In 1891, a retired silk merchant from Forlimpopoli named Pellegrino Artusi self-published La Scienza in Cucina e l'Arte di Mangiar Bene (Science in the Kitchen and the Art of Eating Well) — the first Italian cookbook that attempted to document recipes from across the entire peninsula. Italy had only been a unified nation since 1861; its regions spoke mutually incomprehensible dialects; its food traditions were entirely local. Artusi's book, which he revised and expanded through 15 editions until his death in 1911, became the first common culinary language of a nation that had no common spoken language. It was the bestselling Italian book after Pinocchio.

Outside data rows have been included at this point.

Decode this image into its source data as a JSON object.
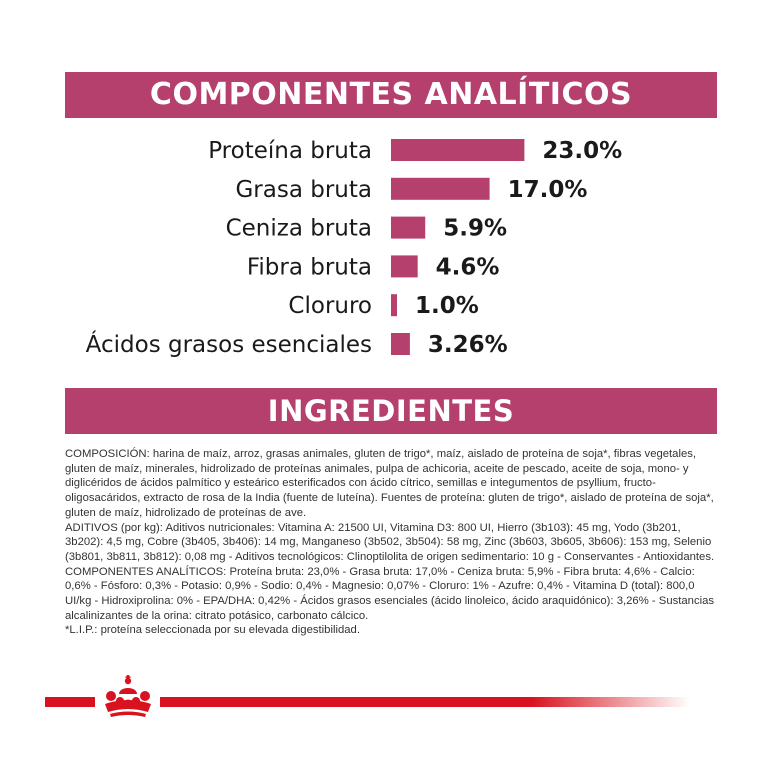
{
  "colors": {
    "banner": "#b5406e",
    "bar": "#b5406e",
    "brand_red": "#d8121f"
  },
  "headings": {
    "analytics": "COMPONENTES ANALÍTICOS",
    "ingredients": "INGREDIENTES"
  },
  "chart_data": {
    "type": "bar",
    "orientation": "horizontal",
    "categories": [
      "Proteína bruta",
      "Grasa bruta",
      "Ceniza bruta",
      "Fibra bruta",
      "Cloruro",
      "Ácidos grasos esenciales"
    ],
    "values": [
      23.0,
      17.0,
      5.9,
      4.6,
      1.0,
      3.26
    ],
    "value_labels": [
      "23.0%",
      "17.0%",
      "5.9%",
      "4.6%",
      "1.0%",
      "3.26%"
    ],
    "unit": "%",
    "grid": false,
    "legend": "none"
  },
  "ingredients": {
    "composition": "COMPOSICIÓN: harina de maíz, arroz, grasas animales, gluten de trigo*, maíz, aislado de proteína de soja*, fibras vegetales, gluten de maíz, minerales, hidrolizado de proteínas animales, pulpa de achicoria, aceite de pescado, aceite de soja, mono- y diglicéridos de ácidos palmítico y esteárico esterificados con ácido cítrico, semillas e integumentos de psyllium, fructo-oligosacáridos, extracto de rosa de la India (fuente de luteína). Fuentes de proteína: gluten de trigo*, aislado de proteína de soja*, gluten de maíz, hidrolizado de proteínas de ave.",
    "additives": "ADITIVOS (por kg): Aditivos nutricionales: Vitamina A: 21500 UI, Vitamina D3: 800 UI, Hierro (3b103): 45 mg, Yodo (3b201, 3b202): 4,5 mg, Cobre (3b405, 3b406): 14 mg, Manganeso (3b502, 3b504): 58 mg, Zinc (3b603, 3b605, 3b606): 153 mg, Selenio (3b801, 3b811, 3b812): 0,08 mg - Aditivos tecnológicos: Clinoptilolita de origen sedimentario: 10 g - Conservantes - Antioxidantes.",
    "analytical": "COMPONENTES ANALÍTICOS: Proteína bruta: 23,0% - Grasa bruta: 17,0% - Ceniza bruta: 5,9% - Fibra bruta: 4,6% - Calcio: 0,6% - Fósforo: 0,3% - Potasio: 0,9% - Sodio: 0,4% - Magnesio: 0,07% - Cloruro: 1% - Azufre: 0,4% - Vitamina D (total): 800,0 UI/kg - Hidroxiprolina: 0% - EPA/DHA: 0,42% - Ácidos grasos esenciales (ácido linoleico, ácido araquidónico): 3,26% - Sustancias alcalinizantes de la orina: citrato potásico, carbonato cálcico.",
    "note": "*L.I.P.: proteína seleccionada por su elevada digestibilidad."
  },
  "brand": {
    "logo": "crown-logo"
  }
}
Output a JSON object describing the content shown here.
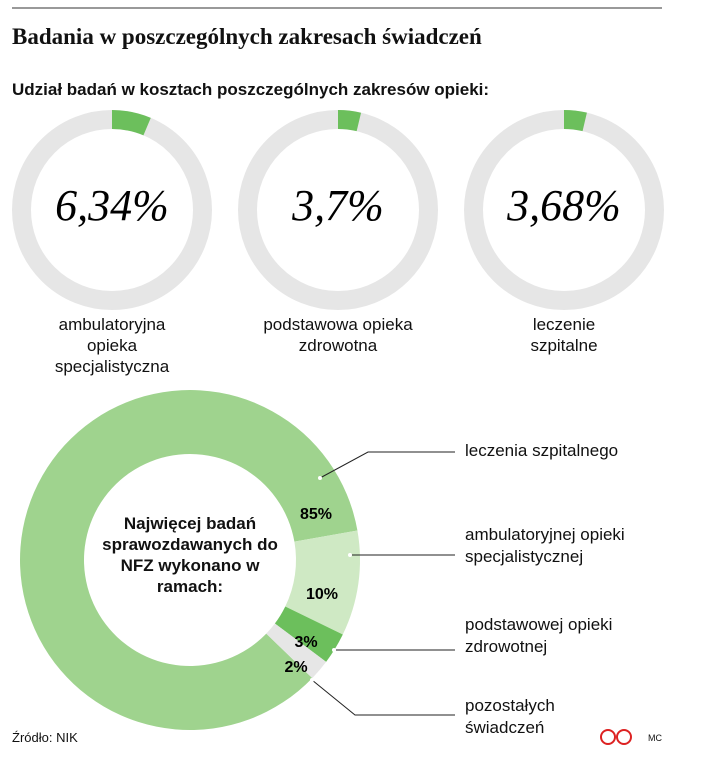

Artusi collected 790 recipes by correspondence — writing to home cooks across Italy, testing recipes in his own kitchen with his cook Marietta Sabatini and his manservant Francesco Ruffilli, and publishing the results with personal commentary, anecdotes, and opinions. The book is not a professional chef's manual — it is a home cook's book, written in accessible Italian (which itself was a political act — most Italians spoke only dialect), with the warmth and personality of a letter from a friend.
- **He was criticized for flattening regional differences — and he was right to do so and right to be criticized.** A national cookbook necessarily smooths the edges of local tradition. Artusi's bolognese ragù is not every Bolognese nonna's ragù; his Neapolitan preparations were considered inadequate by Neapolitans. But without Artusi, there would be no concept of "Italian cooking" as a unified tradition — only Neapolitan cooking, Tuscan cooking, Venetian cooking, Sicilian cooking, existing in mutual ignorance. - **The book created a market for Italian food identity.** Before Artusi, Italian cooking existed in families and regions. After Artusi, it existed as a national idea — exportable, teachable, recognisable. Every Italian restaurant outside Italy owes something to the concept Artusi created. - **Marietta Sabatini deserves co-credit.** Artusi tested every recipe, but Marietta cooked most of them. She is the unnamed co-author — one of countless women whose culinary knowledge was published under a man's name.